A new study finds that a particular gene involved with the aging process could be a marker that determines who is predisposed to myeloma blood cancer as well.

Myeloma is a cancer of plasma cells, a type of white blood cell, within bone marrow. Normally, these cells are able to produce antibodies, which fight infection, however, when someone has myeloma, they become cancerous, and multiply uncontrollably. Because of this, a higher-than-normal amount of abnormal antibodies are also produced, which can cause problems in bones, the immune system, kidneys, and red blood cell counts.

Researchers at the Institute of Cancer Research in London studied the genetic makeup of 4,692 myeloma patients and compared them with the DNA of 10,990 people who didn’t have the cancer. They also combined their data with other samples of myeloma patient DNA from researchers in Germany. They discovered four new genetic variants, which acted as markers that they believed could indicate risk for developing myeloma.

One of these markers, the TERC gene, is responsible for regulating the length of telomere caps, which are found on the ends of DNA. Normally, these caps erode over time, leading to the aging of tissue. But they found that cancerous cells might be able to ignore these signals and continue to multiply.

“Our study has taken an important step forward in understanding the genetics of myeloma, and suggested an intriguing potential link with a gene that acts as a cell’s internal timer,” co-leader of the study Richard Houlston, professor of molecular and population genetics at the Institute of Cancer Genetics, said in a statement.

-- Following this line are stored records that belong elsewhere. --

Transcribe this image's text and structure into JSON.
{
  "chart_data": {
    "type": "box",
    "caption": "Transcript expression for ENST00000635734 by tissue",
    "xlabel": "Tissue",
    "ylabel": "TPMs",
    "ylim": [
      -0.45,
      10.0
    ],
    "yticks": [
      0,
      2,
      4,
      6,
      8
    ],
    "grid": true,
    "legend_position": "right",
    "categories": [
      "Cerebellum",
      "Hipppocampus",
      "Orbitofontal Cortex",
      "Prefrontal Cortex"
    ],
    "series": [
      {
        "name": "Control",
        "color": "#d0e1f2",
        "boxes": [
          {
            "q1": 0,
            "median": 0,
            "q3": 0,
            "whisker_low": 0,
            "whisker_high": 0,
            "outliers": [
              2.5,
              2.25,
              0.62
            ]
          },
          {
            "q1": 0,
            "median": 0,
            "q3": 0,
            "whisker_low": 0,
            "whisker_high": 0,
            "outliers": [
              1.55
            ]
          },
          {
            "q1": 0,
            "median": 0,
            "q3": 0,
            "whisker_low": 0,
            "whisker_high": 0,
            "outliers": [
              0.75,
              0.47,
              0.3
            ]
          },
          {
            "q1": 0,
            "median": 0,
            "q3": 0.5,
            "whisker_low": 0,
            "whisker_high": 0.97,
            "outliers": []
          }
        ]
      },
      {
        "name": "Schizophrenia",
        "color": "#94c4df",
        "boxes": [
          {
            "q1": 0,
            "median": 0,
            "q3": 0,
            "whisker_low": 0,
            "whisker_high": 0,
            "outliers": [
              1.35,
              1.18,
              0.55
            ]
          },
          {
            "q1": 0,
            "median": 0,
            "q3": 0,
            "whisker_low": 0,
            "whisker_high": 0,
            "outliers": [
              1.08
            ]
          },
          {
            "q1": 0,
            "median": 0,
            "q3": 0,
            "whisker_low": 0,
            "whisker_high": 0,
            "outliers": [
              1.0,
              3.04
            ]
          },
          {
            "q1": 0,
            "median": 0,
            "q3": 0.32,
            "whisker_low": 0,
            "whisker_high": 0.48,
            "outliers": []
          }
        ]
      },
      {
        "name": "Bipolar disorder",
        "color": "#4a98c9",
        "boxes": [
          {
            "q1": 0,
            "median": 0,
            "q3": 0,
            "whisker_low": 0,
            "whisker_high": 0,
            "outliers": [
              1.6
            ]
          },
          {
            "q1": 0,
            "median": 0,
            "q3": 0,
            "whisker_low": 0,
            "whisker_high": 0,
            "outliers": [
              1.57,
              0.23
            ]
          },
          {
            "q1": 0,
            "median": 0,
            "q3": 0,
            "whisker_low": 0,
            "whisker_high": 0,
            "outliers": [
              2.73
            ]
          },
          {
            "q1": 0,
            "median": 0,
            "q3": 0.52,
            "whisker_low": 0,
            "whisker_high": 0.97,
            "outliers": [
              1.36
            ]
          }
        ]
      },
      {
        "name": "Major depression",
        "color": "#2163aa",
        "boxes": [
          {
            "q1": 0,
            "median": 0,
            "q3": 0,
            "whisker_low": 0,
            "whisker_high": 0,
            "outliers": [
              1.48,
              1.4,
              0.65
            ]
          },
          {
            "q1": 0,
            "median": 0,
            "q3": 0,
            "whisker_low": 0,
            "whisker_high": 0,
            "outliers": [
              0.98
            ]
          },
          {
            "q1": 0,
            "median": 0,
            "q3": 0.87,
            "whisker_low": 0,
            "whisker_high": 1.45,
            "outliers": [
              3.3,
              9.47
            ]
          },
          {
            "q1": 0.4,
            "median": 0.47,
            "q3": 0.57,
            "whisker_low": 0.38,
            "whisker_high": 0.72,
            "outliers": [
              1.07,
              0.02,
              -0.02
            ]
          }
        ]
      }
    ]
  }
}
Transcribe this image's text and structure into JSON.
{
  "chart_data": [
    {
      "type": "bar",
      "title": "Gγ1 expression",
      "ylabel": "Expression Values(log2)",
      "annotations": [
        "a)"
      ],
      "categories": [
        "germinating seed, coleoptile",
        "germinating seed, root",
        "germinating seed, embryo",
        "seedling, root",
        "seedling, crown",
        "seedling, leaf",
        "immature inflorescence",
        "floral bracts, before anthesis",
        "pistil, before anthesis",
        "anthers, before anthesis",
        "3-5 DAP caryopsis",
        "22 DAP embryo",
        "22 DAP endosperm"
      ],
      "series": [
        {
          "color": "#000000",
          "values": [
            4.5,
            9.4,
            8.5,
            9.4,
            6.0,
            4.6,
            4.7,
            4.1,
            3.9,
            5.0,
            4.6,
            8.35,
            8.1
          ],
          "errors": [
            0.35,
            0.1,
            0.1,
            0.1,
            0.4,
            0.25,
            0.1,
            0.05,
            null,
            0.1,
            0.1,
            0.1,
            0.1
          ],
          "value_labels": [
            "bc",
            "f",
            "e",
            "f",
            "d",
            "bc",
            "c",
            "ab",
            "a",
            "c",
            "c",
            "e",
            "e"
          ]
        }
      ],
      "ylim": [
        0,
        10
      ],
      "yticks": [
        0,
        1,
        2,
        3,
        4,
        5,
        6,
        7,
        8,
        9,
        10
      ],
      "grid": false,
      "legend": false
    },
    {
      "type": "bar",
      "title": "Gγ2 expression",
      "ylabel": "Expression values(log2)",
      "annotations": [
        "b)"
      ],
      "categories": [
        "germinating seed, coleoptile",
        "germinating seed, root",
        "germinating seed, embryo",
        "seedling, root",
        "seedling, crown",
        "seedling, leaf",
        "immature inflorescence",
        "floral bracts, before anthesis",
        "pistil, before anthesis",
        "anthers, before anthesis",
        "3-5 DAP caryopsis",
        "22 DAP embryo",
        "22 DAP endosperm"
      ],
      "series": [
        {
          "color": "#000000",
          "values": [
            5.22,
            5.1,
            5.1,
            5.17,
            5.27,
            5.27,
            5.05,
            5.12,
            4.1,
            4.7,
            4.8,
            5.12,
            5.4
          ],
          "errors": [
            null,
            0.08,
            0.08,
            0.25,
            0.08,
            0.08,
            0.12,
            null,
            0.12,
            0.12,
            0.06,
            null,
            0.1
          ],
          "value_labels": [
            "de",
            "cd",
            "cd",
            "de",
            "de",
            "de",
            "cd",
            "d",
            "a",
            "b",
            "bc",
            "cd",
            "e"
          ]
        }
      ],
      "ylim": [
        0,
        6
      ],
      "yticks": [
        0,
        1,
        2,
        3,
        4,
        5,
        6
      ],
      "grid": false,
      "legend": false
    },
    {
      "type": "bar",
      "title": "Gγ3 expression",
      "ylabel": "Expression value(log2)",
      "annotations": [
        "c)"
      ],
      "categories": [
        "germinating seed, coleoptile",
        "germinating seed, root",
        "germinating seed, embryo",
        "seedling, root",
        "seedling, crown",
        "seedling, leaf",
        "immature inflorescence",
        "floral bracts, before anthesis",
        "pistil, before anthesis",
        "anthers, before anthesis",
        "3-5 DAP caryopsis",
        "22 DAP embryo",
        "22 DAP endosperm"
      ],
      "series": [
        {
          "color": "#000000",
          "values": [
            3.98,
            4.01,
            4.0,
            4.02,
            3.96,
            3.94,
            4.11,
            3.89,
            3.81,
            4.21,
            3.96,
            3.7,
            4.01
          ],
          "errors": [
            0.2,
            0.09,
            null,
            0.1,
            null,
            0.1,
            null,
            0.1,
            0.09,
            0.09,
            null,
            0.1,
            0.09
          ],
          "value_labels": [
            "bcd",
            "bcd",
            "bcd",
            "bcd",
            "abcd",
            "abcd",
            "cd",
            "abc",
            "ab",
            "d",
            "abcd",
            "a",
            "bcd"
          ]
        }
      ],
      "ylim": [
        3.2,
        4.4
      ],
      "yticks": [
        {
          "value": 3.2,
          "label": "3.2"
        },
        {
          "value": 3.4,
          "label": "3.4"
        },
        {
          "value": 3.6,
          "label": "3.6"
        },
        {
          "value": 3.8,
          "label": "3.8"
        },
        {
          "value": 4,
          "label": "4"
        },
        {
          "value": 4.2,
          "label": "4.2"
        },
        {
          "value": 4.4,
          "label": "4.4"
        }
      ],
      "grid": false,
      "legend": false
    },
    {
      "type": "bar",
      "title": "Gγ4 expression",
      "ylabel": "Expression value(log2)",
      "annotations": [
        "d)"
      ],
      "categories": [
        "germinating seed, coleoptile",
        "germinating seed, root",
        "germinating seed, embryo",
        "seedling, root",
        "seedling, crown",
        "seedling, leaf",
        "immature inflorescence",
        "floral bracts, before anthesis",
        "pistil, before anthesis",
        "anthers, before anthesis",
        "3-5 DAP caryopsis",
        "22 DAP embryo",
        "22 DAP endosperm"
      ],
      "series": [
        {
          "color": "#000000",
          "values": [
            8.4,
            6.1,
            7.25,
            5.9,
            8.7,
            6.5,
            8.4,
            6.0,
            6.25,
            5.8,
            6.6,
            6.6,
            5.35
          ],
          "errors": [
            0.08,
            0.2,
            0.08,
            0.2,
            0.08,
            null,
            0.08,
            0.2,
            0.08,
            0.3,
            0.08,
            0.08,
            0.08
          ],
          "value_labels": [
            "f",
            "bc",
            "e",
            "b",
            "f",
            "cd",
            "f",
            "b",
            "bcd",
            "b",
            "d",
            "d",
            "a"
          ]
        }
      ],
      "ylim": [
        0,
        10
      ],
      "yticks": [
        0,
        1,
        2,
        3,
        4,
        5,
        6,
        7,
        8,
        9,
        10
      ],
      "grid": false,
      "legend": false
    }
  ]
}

"We know cancer often seems to ignore the usual controls over ageing and cell death, and it will be fascinating to explore whether in blood cancers that is a result of a direct genetic link. Eventually, understanding the complex genetics of blood cancers should allow us to assess a person's risk or identify new avenues for treatment."

Myeloma usually develops in people aged 67 or older. The National Cancer Institute estimates that 22,350 Americans will be diagnosed with myeloma and 10,710 will die from it by the end of 2013. Symptoms of the cancer include high calcium levels, kidney failure, anemia-related fatigue, and bone damage or fractures.

In total, the researchers found four new genetic variants linked to myeloma, bringing the number of genetic variants linked to myeloma up to seven. The researchers say that these variants could be the targets for future myeloma treatments.